Proviamo, per concludere, a riprendere le fila del discorso dall’inizio. Abbiamo tre sfide davanti a noi. Recuperare utilità politica e quindi credibilità verso settori di opinione pubblica; costruire un partito che, ricomponendo e scomponendo le culture fondative, trasformi una storia di residualità in una prospettiva di futuro; corrispondere alla domanda di democrazia dei cittadini senza scorciatoie, anzi contrastando le scorciatoie populistiche e costruendo un rapporto fra leader, partito ed elettori che esalti la politica e i partiti come luoghi di espressione e di azione collettiva.
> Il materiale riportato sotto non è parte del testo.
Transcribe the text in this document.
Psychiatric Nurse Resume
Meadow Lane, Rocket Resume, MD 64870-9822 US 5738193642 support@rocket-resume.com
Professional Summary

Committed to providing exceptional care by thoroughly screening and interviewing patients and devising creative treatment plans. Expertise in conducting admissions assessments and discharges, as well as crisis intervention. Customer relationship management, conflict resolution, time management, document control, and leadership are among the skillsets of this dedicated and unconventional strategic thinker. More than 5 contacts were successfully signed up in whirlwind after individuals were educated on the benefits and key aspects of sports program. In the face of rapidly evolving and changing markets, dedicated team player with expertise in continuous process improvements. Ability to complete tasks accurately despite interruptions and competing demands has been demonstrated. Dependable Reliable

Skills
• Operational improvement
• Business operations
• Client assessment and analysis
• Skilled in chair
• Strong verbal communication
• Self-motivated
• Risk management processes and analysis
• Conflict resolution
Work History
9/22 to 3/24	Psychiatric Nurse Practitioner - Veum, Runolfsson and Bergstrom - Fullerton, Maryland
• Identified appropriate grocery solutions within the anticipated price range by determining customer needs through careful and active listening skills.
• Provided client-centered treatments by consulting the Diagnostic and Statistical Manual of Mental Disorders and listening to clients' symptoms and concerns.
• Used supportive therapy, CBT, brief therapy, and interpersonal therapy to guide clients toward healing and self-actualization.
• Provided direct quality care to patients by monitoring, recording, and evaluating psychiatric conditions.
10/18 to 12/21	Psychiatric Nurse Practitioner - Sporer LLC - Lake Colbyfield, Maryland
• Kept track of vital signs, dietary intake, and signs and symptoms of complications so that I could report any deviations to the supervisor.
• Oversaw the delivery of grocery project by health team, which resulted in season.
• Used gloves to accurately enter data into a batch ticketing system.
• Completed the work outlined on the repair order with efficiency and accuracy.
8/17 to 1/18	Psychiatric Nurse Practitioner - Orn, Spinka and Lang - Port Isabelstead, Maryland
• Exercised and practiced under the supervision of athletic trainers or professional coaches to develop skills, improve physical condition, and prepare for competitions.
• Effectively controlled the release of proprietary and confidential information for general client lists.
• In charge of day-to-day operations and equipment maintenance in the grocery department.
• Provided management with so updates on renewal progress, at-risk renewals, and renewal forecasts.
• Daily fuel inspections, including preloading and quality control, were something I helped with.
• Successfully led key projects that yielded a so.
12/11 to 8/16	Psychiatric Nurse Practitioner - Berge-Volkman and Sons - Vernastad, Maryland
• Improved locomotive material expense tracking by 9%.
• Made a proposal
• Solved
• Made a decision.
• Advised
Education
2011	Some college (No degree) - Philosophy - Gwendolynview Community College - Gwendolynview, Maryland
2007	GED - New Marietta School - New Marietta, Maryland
Il partito del territorio può essere il sottile fil rouge che tiene insieme questo complesso mosaico. Perché ci obbliga a costruire nuova rappresentanza coalizionale e attraverso di essa a proporre nuova classe dirigente. Perché nel fare questo ci obbliga a mettere in discussione apertamente e reciprocamente i paradigmi di appartenenza. Perché in questo modo le leadership locali e nazionali sono obbligate ad una conquista continua del loro ruolo e della loro stessa leadership. Perché, in tal modo, si delinea un ruolo democratico del partito come soggetto aggregatore di interessi attraverso valori e portatore di rappresentanza. Perché il leader del partito alla fine è tale solo se interpreta ed esprime la rappresentanza della rete di coalizioni costruita dal partito medesimo: in questo modo e solo in questo si stabilisce quel rapporto diretto con gli elettori che può garantire un plusvalore democratico essenziale per il paese e per l’intero sistema politico. Perché, infine, in questo modo si può recuperare una funzione utile, percepita come tale da quell’opinione pubblica ancora vasta che cerca riferimenti fuori dal populismo e che può (ri)trovarli in un nuovo partito democratico. Prima che smetta definitivamente di cercarli.